Boeing EC-135C Looking Glass

Das Original

Die Boeing EC-135C war eine aus der ausgemusterten Familie von Kommando- und Kontrollflugzeugen, die von der Boeing C-135 Stratolifter abgeleitet wurde. Während des Kalten Krieges war die EC-135 vor allem dafür bekannt, dass sie für die Looking Glass-Mission modifiziert wurde, bei der eine EC-135 immer 24 Stunden am Tag in der Luft war, um im Falle eines Atomkriegs als fliegender Kommandoposten für das Strategic Air Command zu dienen. Der Betrieb begann 1961 mit der EC-135A, die aus KC-135A Stratotankern modifiziert wurden. 1965 wurden dann ursprünglich als KC-135B gebaute Maschinen in EC-135C umbenannt. Andere EC-135-Flugzeuge (einschließlich EC-135A-, G- und L-Modelle) wurden zur Unterstützung der Looking Glass-Missionen (Kommunikationsrelais und Minuteman-Startkontrollzentren) herangezogen. Einige EC-135C erhielten den Milstar (Military Strategic and Tactical Relay) Dome, bei der eine sichere Kommunikation über dafür angelegte Satelliten lief.
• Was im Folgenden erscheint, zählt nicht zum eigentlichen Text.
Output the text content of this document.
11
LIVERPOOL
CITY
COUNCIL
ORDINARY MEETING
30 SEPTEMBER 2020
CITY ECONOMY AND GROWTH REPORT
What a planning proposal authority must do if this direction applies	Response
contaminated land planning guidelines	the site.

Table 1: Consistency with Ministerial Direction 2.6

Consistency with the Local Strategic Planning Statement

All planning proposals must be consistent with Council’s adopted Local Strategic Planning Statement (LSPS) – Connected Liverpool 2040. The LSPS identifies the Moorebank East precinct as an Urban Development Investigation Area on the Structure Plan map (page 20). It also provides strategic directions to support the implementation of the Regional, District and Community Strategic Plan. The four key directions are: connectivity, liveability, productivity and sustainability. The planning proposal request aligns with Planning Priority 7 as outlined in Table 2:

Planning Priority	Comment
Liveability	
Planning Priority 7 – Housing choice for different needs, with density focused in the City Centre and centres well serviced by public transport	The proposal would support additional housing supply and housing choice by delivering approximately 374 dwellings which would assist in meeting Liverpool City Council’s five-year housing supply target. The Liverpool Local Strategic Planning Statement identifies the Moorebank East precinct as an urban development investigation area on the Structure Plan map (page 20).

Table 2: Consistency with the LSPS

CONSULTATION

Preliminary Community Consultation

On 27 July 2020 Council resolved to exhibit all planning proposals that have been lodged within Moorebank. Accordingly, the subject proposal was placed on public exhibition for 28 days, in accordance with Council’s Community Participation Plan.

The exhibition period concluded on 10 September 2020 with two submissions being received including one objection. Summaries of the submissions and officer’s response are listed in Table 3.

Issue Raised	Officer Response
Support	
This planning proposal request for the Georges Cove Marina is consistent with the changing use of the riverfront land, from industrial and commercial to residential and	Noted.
Boeing EC-135C Looking Glass

Das Modell

Das Modell ist aus den 1990er Jahren, als AMT damals die KC-135A mit feinen, versenkten Gravuren und schönen Details auf den Markt brachte. Der Zusammenbau allerdings war und ist aufgrund des dünnen Materials und somit verzogenen Teilen eine Herausvorderung. Neben der KC-135A kamen dann später die Versionen KC-135E und R heraus. Es folgten auch noch die EC-135C, die RC-135V und eine NKC-135A Laser Lab.

Das Modell zeigt die EC-135C, 63-8054/OF von der 7. ACCS, 55.Wing auf der Offut AFB, Nebraska. Die Konfiguration ist, wie sie 1997 zu sehen war. Neben dem Milstar Dome sollte die Maschine dann auch wieder komplett ausgefahrene Landeklappen erhalten. Diese musste ich komplett neu auflegen, denn sie sind kleiner als an der 707 und die inneren Fillet Flaps haben eine andere Form. Der Bau begann mit dem Ausschneiden aller Landeklappen und der Flugsteuerungsflächen.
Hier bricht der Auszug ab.